Gli altri interventi di attuazione del DSU (servizio abitativo, servizio di ristorazione, ecc.) verranno gestiti dagli ESU del Veneto, così come previsto dall’articolo 3, comma 5, periodo primo, della L.R. n. 8/1998, secondo quanto disposto nell’Allegato A.

Gli ESU si impegnano ad effettuare specifici accertamenti delle condizioni economiche dello studente con ogni mezzo a disposizione avvalendosi anche della polizia tributaria, su un campione minimo del 20% degli studenti assegnatari della borsa di studio.

Gli ESU, in materia di controlli e sanzioni applicabili, si atterranno alla normativa vigente (art. 10 del D.Lgs. n. 68/2012).

La Regione si riserva la facoltà, in qualsiasi momento, di chiedere anche agli ESU, al pari delle Università, nei limiti delle rispettive competenze, ai fini del controllo dei rendiconti degli agenti contabili esterni di cui al D.Lgs. 26/08/2016, n. 174, esercitato anche tramite soggetto terzo affidatario del relativo servizio di controllo:

  1. la comunicazione di report, anche periodici, in merito:
  • ai controlli svolti sulle dichiarazioni sostitutive presentate al fine di usufruire delle prestazioni a tutela del DSU e ai relativi esiti;
  • agli importi ripetuti dall’Università ai sensi dell’art. 75 del D.P.R. n. 445/2000;
  • alle sanzioni amministrative pecuniarie applicate nelle singole fattispecie;
  • agli importi versati dagli interessati a titolo sanzionatorio;
  • agli importi versati dagli interessati a titolo di tassa regionale per il DSU di cui alla L.R. n. 15/1996;
  • ai controlli svolti sugli importi pagati dagli studenti a titolo di tassa regionale per il DSU iscritti alle istituzioni di alta formazione artistica, musicale e coreutica, alle scuole superiori per mediatori linguistici abilitate;
  1. la trasmissione, ove necessario, di copia dei verbali di accertamento, degli atti di contestazione, dei rapporti e dei provvedimenti di ingiunzione.

L’aggiornamento della tassa regionale per il Diritto allo Studio Universitario.

La Giunta regionale aggiorna l’importo della tassa regionale per il DSU, ai sensi dell’art. 4, comma 1, della L.R. 18/06/1996, n. 15, il cui gettito è destinato all’erogazione di borse di studio regionali, sulla base del tasso d’inflazione programmato relativo all’anno solare d’inizio dell’anno accademico.
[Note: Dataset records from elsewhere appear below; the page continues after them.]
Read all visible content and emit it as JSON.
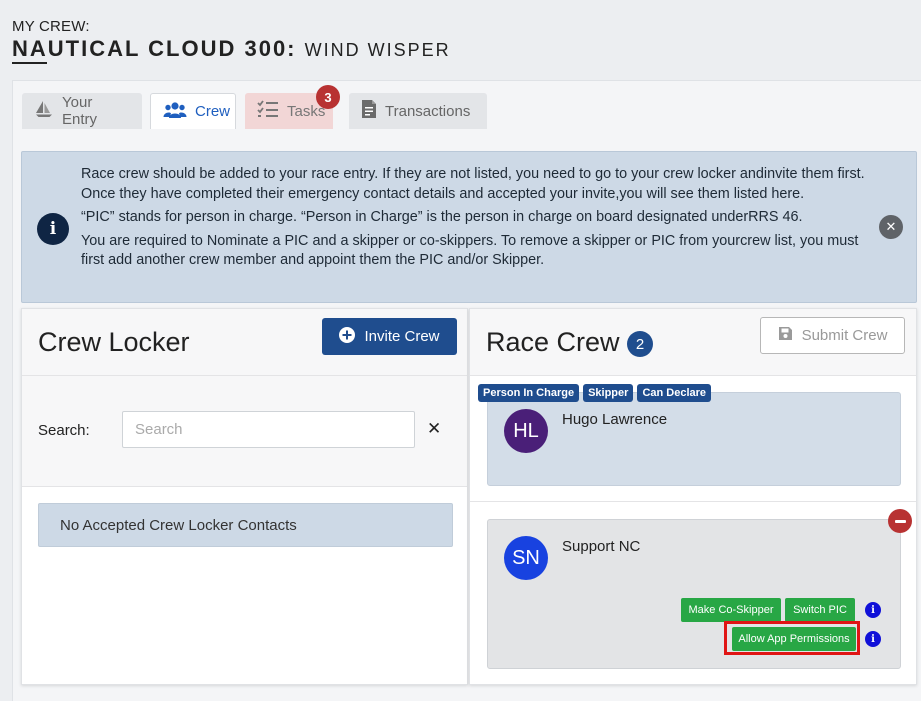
{
  "header": {
    "crew_label": "MY CREW:",
    "event_title": "NAUTICAL CLOUD 300:",
    "boat_name": "WIND WISPER"
  },
  "tabs": [
    {
      "label": "Your Entry",
      "icon": "sailboat-icon"
    },
    {
      "label": "Crew",
      "icon": "users-icon"
    },
    {
      "label": "Tasks",
      "icon": "task-list-icon",
      "badge": "3"
    },
    {
      "label": "Transactions",
      "icon": "receipt-icon"
    }
  ],
  "info": {
    "paragraphs": [
      "Race crew should be added to your race entry. If they are not listed, you need to go to your crew locker andinvite them first. Once they have completed their emergency contact details and accepted your invite,you will see them listed here.",
      "“PIC” stands for person in charge. “Person in Charge” is the person in charge on board designated underRRS 46.",
      "You are required to Nominate a PIC and a skipper or co-skippers. To remove a skipper or PIC from yourcrew list, you must first add another crew member and appoint them the PIC and/or Skipper."
    ],
    "icon_glyph": "i",
    "close_glyph": "✕"
  },
  "crew_locker": {
    "title": "Crew Locker",
    "invite_label": "Invite Crew",
    "search_label": "Search:",
    "search_placeholder": "Search",
    "search_value": "",
    "clear_glyph": "✕",
    "empty_message": "No Accepted Crew Locker Contacts"
  },
  "race_crew": {
    "title": "Race Crew",
    "count": "2",
    "submit_label": "Submit Crew",
    "members": [
      {
        "initials": "HL",
        "name": "Hugo Lawrence",
        "tags": [
          "Person In Charge",
          "Skipper",
          "Can Declare"
        ],
        "avatar_color": "#4a1f78"
      },
      {
        "initials": "SN",
        "name": "Support NC",
        "actions": [
          "Make Co-Skipper",
          "Switch PIC",
          "Allow App Permissions"
        ],
        "avatar_color": "#1842e0"
      }
    ],
    "info_glyph": "i"
  },
  "colors": {
    "primary": "#1f4d8e",
    "success": "#28a745",
    "danger": "#b83232",
    "info_bg": "#cdd9e6",
    "highlight": "#e01515"
  }
}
Detto tasso era stato indicato al 2,3% con la presentazione della Nota di aggiornamento del documento di economia e finanza (NADEF) 2023 (settembre 2023) ma è stato rivisto all’1,1% con la presentazione del Documento di Economia e Finanza 2024 (aprile 2024). Di conseguenza è stato applicato il tasso percentuale inferiore ai fini dell’aggiornamento del tributo regionale. Pertanto, rilevato che il tasso d’inflazione programmato per il 2024 è sceso dal 2,3% all’1,1%, gli importi della tassa regionale per il DSU per l’A.A. 2024-2025 sono stati così rideterminati per le tre fasce nelle quali il tributo si articola:

Importo della Tassa regionale per il Diritto allo Studio Universitario
A.A. 2024-2025

Fasce
della Tassa

Limite minimo
della Fascia

Limiti massimo
della Fascia

I

euro 141,00

euro 161,99

II

euro 162,00

euro 185,99

III

euro 186,00

 

Qualora uno studente si iscriva contemporaneamente a più corsi di studio presso le Università del Veneto, l’importo corrispondente alla tassa per il Diritto allo Studio Universitario andrà versato una sola volta, a favore dell’Università indicata quale sede principale di studio.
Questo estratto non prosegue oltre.